The opening of the potassium channel, called EXP-2, causes muscle
relaxation. Normally the muscle relaxes a fifth of a second after
contraction of the muscle. In the mutant worms, it relaxed in a 20th of a
second after the contraction. This meant the muscle never contracted or
opened all the way. The worms could not eat much because they could not
take in adequate food.
"A good way to imagine this is that the pharyngeal muscle is like a pump,
pumping food into the worm," Avery said. "It works very much like a human
heart. If a heart pumps too fast, it can't really pump any blood before it
starts to relax again."
Because the scientists were able to describe the biophysical,
electrophysiological and behavioral effects of this mutation, they now know
every step in the causal chain linking a mutation to altered feeding
behavior in c. elegans. The researchers believe that studying such changes
in molecules eventually may answer behavioral questions right down to why
some people are cheerful and others are grumpy.

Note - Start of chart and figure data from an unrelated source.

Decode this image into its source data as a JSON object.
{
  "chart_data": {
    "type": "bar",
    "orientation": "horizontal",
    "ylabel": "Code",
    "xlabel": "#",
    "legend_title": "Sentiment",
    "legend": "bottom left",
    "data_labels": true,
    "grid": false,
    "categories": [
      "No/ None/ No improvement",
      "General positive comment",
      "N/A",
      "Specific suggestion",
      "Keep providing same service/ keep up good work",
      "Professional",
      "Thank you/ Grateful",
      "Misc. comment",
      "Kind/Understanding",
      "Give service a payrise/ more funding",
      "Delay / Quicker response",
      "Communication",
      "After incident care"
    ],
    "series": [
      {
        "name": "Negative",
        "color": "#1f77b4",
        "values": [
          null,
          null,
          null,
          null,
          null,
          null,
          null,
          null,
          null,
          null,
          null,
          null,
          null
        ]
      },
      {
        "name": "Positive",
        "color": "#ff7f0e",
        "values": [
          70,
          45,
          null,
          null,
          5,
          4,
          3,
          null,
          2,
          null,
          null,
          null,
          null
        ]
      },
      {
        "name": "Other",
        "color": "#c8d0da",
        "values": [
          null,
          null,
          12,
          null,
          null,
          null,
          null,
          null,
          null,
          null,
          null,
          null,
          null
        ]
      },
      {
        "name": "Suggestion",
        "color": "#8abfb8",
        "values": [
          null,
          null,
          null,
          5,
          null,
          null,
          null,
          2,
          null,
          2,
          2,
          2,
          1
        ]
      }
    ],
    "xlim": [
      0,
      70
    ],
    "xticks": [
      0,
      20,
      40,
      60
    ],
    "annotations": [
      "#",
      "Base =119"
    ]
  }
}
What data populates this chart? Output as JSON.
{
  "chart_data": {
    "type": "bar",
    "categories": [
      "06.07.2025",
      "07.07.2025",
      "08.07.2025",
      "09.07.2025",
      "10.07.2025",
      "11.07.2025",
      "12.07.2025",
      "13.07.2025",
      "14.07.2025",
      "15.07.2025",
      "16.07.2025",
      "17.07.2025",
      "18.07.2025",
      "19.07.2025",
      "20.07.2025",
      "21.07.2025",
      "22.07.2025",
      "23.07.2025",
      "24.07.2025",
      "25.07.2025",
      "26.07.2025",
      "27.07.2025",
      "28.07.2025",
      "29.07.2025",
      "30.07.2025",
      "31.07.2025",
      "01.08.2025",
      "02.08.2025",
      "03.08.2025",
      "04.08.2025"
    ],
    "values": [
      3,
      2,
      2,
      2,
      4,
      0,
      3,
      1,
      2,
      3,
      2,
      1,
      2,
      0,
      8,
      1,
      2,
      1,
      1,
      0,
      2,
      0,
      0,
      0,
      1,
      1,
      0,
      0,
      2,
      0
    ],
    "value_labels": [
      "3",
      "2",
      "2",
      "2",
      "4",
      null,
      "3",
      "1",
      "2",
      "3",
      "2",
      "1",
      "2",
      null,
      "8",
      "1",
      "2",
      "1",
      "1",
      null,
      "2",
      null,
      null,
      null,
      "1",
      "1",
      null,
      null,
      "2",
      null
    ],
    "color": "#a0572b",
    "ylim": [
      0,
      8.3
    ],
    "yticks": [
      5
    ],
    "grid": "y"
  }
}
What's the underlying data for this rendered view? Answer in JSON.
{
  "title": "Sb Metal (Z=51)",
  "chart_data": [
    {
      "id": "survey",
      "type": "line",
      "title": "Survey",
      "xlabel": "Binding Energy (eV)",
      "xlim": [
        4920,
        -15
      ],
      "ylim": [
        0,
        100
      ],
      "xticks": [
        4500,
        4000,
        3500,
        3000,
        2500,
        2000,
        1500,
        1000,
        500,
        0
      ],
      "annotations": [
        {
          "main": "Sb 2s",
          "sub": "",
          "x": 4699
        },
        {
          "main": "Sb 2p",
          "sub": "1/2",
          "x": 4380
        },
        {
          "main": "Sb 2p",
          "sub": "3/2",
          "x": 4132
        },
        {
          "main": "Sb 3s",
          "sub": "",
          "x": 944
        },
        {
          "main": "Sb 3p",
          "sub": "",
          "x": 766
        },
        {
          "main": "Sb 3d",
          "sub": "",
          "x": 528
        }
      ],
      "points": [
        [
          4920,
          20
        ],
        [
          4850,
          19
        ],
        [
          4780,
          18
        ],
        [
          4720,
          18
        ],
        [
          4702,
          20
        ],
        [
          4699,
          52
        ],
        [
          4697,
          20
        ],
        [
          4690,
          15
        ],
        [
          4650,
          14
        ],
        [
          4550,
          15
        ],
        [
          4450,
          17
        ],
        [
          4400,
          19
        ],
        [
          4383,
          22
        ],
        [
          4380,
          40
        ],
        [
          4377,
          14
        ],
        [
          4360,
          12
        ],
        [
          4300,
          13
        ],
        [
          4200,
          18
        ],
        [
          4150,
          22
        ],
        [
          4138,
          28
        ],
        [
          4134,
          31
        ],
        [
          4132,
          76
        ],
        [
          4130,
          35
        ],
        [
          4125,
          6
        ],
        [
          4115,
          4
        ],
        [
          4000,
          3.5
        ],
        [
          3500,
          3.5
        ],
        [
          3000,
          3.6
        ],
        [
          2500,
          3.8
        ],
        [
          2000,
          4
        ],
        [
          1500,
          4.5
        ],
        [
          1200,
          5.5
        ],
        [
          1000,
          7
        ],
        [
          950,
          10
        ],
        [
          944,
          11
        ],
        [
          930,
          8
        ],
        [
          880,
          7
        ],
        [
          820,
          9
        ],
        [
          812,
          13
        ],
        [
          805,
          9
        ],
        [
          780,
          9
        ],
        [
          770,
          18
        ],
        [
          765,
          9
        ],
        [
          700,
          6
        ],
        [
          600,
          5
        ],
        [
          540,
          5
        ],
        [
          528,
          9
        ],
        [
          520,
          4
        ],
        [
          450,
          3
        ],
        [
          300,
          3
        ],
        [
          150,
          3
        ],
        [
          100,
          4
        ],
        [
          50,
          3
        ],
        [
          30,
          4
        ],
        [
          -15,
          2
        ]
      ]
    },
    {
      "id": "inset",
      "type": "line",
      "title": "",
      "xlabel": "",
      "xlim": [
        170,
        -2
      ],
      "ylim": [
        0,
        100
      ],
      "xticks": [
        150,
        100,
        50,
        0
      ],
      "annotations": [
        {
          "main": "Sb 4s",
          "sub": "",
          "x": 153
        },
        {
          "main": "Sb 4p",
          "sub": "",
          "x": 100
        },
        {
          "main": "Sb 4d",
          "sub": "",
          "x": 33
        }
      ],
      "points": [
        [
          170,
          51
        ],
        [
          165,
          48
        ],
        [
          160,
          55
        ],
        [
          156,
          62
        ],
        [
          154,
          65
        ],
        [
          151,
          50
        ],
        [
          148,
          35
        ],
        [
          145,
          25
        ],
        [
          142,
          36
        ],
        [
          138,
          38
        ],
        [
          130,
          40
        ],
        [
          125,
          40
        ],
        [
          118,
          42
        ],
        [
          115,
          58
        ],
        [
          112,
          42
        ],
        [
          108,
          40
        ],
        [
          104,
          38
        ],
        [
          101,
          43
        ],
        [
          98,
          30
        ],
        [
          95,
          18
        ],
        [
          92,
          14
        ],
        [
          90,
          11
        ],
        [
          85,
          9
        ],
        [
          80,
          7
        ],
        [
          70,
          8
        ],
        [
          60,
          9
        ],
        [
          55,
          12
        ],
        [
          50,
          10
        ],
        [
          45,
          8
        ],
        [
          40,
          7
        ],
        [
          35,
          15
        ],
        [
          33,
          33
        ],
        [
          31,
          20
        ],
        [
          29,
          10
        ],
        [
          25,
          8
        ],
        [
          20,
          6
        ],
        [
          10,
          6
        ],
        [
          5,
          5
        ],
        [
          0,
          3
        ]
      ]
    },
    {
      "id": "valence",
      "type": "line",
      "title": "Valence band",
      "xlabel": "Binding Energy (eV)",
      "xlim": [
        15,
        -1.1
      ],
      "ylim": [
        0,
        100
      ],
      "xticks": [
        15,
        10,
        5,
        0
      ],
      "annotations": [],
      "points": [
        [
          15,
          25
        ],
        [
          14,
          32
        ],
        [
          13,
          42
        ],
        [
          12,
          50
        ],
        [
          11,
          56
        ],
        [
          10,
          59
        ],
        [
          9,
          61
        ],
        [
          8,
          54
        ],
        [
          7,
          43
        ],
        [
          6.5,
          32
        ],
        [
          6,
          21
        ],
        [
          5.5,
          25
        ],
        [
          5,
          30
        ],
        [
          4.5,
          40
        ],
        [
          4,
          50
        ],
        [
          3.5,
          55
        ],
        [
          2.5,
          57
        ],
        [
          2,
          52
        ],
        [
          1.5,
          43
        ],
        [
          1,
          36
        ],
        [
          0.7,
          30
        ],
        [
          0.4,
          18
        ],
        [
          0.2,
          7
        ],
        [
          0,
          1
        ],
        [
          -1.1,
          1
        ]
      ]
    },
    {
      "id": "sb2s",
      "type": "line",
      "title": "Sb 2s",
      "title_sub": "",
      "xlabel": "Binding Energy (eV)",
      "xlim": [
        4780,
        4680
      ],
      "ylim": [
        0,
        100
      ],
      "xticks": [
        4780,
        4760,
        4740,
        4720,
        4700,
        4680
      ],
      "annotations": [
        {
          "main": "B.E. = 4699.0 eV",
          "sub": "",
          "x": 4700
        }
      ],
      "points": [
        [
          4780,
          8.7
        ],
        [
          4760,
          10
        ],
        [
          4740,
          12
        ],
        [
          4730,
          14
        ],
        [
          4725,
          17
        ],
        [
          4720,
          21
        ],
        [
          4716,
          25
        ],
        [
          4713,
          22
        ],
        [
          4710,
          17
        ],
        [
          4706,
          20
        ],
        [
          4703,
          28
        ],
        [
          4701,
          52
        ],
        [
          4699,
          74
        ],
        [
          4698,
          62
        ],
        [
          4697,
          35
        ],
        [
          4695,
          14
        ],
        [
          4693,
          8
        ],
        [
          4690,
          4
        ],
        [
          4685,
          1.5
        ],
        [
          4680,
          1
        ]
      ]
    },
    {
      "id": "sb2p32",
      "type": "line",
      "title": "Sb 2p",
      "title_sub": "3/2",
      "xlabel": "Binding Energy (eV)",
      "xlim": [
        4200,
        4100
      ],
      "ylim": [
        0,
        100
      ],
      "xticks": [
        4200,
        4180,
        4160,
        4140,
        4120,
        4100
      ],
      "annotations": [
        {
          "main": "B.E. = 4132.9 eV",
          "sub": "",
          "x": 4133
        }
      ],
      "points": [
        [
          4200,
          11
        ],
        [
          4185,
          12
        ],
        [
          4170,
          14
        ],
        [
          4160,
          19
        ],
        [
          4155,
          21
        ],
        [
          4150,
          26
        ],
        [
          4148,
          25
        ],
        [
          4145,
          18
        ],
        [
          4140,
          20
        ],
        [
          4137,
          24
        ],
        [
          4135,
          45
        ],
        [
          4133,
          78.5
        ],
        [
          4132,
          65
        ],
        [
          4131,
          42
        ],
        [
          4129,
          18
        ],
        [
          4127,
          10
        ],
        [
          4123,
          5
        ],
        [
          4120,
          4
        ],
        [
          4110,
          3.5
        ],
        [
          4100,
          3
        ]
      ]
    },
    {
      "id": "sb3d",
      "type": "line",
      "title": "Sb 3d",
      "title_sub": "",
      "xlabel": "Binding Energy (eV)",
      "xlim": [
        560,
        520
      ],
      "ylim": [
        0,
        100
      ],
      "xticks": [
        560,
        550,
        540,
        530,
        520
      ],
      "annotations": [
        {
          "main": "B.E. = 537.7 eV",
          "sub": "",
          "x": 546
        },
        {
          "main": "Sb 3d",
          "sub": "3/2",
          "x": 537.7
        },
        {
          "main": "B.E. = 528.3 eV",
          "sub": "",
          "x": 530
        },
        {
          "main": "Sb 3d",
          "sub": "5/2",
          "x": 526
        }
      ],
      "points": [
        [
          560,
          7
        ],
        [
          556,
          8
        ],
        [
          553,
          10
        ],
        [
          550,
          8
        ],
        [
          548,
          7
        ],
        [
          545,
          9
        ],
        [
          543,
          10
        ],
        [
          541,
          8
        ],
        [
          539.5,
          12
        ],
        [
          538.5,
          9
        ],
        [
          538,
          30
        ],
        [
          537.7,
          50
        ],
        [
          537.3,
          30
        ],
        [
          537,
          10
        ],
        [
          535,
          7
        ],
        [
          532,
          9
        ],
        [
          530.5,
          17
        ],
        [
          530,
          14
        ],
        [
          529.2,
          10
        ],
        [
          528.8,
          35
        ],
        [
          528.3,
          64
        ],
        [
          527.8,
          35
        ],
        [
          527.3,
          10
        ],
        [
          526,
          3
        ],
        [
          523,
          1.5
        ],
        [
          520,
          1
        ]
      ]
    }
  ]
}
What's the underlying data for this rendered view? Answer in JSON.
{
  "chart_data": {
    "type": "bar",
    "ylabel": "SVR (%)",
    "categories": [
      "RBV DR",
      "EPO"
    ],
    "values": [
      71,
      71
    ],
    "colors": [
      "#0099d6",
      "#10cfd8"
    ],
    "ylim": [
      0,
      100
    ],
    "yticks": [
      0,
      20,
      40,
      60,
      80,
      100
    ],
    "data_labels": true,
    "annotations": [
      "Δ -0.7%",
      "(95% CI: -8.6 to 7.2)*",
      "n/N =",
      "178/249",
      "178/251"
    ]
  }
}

The scientists also concluded from studying the worms' EXP-2 channel, which
is related to the human potassium channel HERG, that these similarly
functioning channels, although different in structure and sequence,
apparently evolved to fill the same needs in different animals.
The researchers now will try to determine if modifying the behavior of the
EXP-2 channel also changes the worms' feeding behavior.
The lead author of the study, Dr. M. Wayne Davis, recently earned his
doctorate at UT Southwestern and is now at the University of Utah. Dr.
Richard Fleischhauer, postdoctoral fellow, and Dr. Rolf Joho, associate
professor of cell biology, both in the UT Southwestern Center for Basic
Neuroscience, and Dr. Joseph Dent, assistant professor of biology at McGill
University, Montreal, collaborated on the study.
National Institutes of Health grants supported this research. - By Susan A.